The SEC recently proposed new rules to require SEC-registered investment advisers who manage one or more private funds to submit periodic reports for use by the new Financial Stability Oversight Counsel (FSOC), which was established by the Dodd-Frank Wall Street Reform and Consumer Protection Act to monitor systemic risk. Investment advisers would need to file a new Form PF either annually or quarterly depending on the amount of assets under management. Advisers with $1 billion or more in assets under management will be considered large private fund advisers. All other private fund advisers will be considered smaller private fund advisers.

Large private fund advisers would need to file the Form PF quarterly and report different information based on whether the adviser manages hedge funds, liquidity funds (i.e., unregistered money market funds) or private equity funds. The form would be due within 15 days of quarter end, with a first filing due January 15, 2012. Large hedge fund advisers would report exposure by asset class, geographical concentration and turnover, and, for hedge funds of $500 million or more, investments, leverage, market position, risk profile and liquidity. Large liquidity fund advisers would report types of portfolio assets, risk profile and compliance with Investment Company Act rules regulating registered money market funds. Large private equity fund advisers would report leverage, bridge financing and investment in financial institutions.

Smaller private fund advisers would only need to file the Form PF annually. The form would be due within 90 days of year end, with a first filing due March 31, 2012. They would report information regarding leverage, credit providers, investor concentration and fund performance. If the smaller private fund adviser has hedge funds under management, information regarding fund strategy, counterparty credit risk and use of trading and clearing mechanisms is also required.

As the information is sensitive, all submitted data on the Form PF will remain confidential.
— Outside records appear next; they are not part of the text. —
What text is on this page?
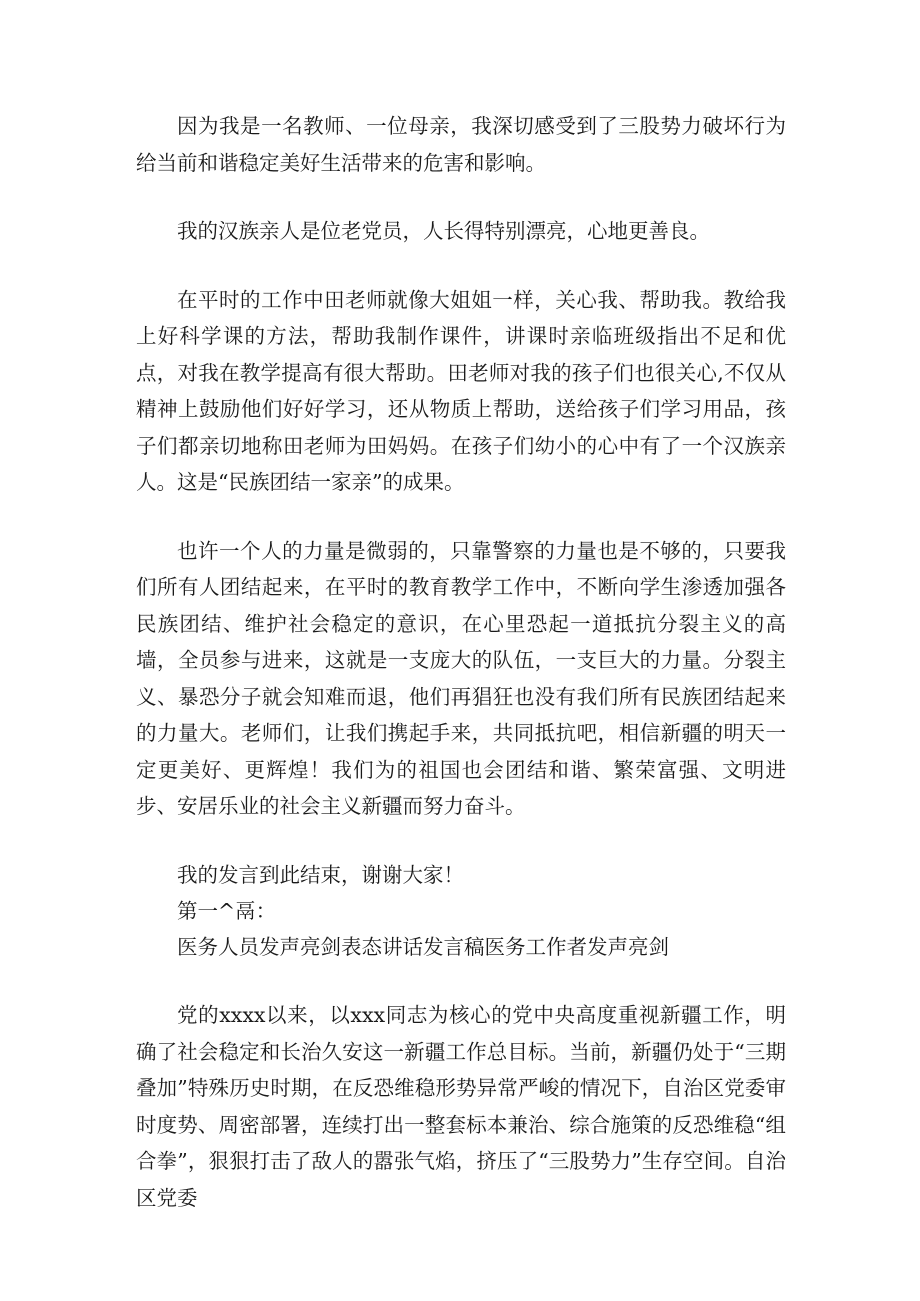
因为我是一名教师、一位母亲，我深切感受到了三股势力破坏行为给当前和谐稳定美好生活带来的危害和影响。

我的汉族亲人是位老党员，人长得特别漂亮，心地更善良。

在平时的工作中田老师就像大姐姐一样，关心我、帮助我。教给我上好科学课的方法，帮助我制作课件，讲课时亲临班级指出不足和优点，对我在教学提高有很大帮助。田老师对我的孩子们也很关心,不仅从精神上鼓励他们好好学习，还从物质上帮助，送给孩子们学习用品，孩子们都亲切地称田老师为田妈妈。在孩子们幼小的心中有了一个汉族亲人。这是“民族团结一家亲”的成果。

也许一个人的力量是微弱的，只靠警察的力量也是不够的，只要我们所有人团结起来，在平时的教育教学工作中，不断向学生渗透加强各民族团结、维护社会稳定的意识，在心里恐起一道抵抗分裂主义的高墙，全员参与进来，这就是一支庞大的队伍，一支巨大的力量。分裂主义、暴恐分子就会知难而退，他们再猖狂也没有我们所有民族团结起来的力量大。老师们，让我们携起手来，共同抵抗吧，相信新疆的明天一定更美好、更辉煌！我们为的祖国也会团结和谐、繁荣富强、文明进步、安居乐业的社会主义新疆而努力奋斗。

我的发言到此结束，谢谢大家！

第一^鬲：
医务人员发声亮剑表态讲话发言稿医务工作者发声亮剑

党的xxxx以来，以xxx同志为核心的党中央高度重视新疆工作，明确了社会稳定和长治久安这一新疆工作总目标。当前，新疆仍处于“三期叠加”特殊历史时期，在反恐维稳形势异常严峻的情况下，自治区党委审时度势、周密部署，连续打出一整套标本兼治、综合施策的反恐维稳“组合拳”，狠狠打击了敌人的嚣张气焰，挤压了“三股势力”生存空间。自治区党委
The rules were proposed jointly by the SEC and the Commodity Futures Trading Commission (CFTC), and the proposed CFTC rule requires commodity pool operators and commodity trading advisers to file the Form PF with the SEC. The period for public comment on these proposed rules ends 60 days after publication of the proposed rules in the Federal Register.

The Dodd-Frank Act created exemptions from SEC registration under the Investment Advisers Act for advisers solely to venture capital funds and for advisers solely to private funds that in the aggregate have less than $150 million in assets under management in the United States. Under the proposed rules, these exempt investment advisers would not be required to file Form PF.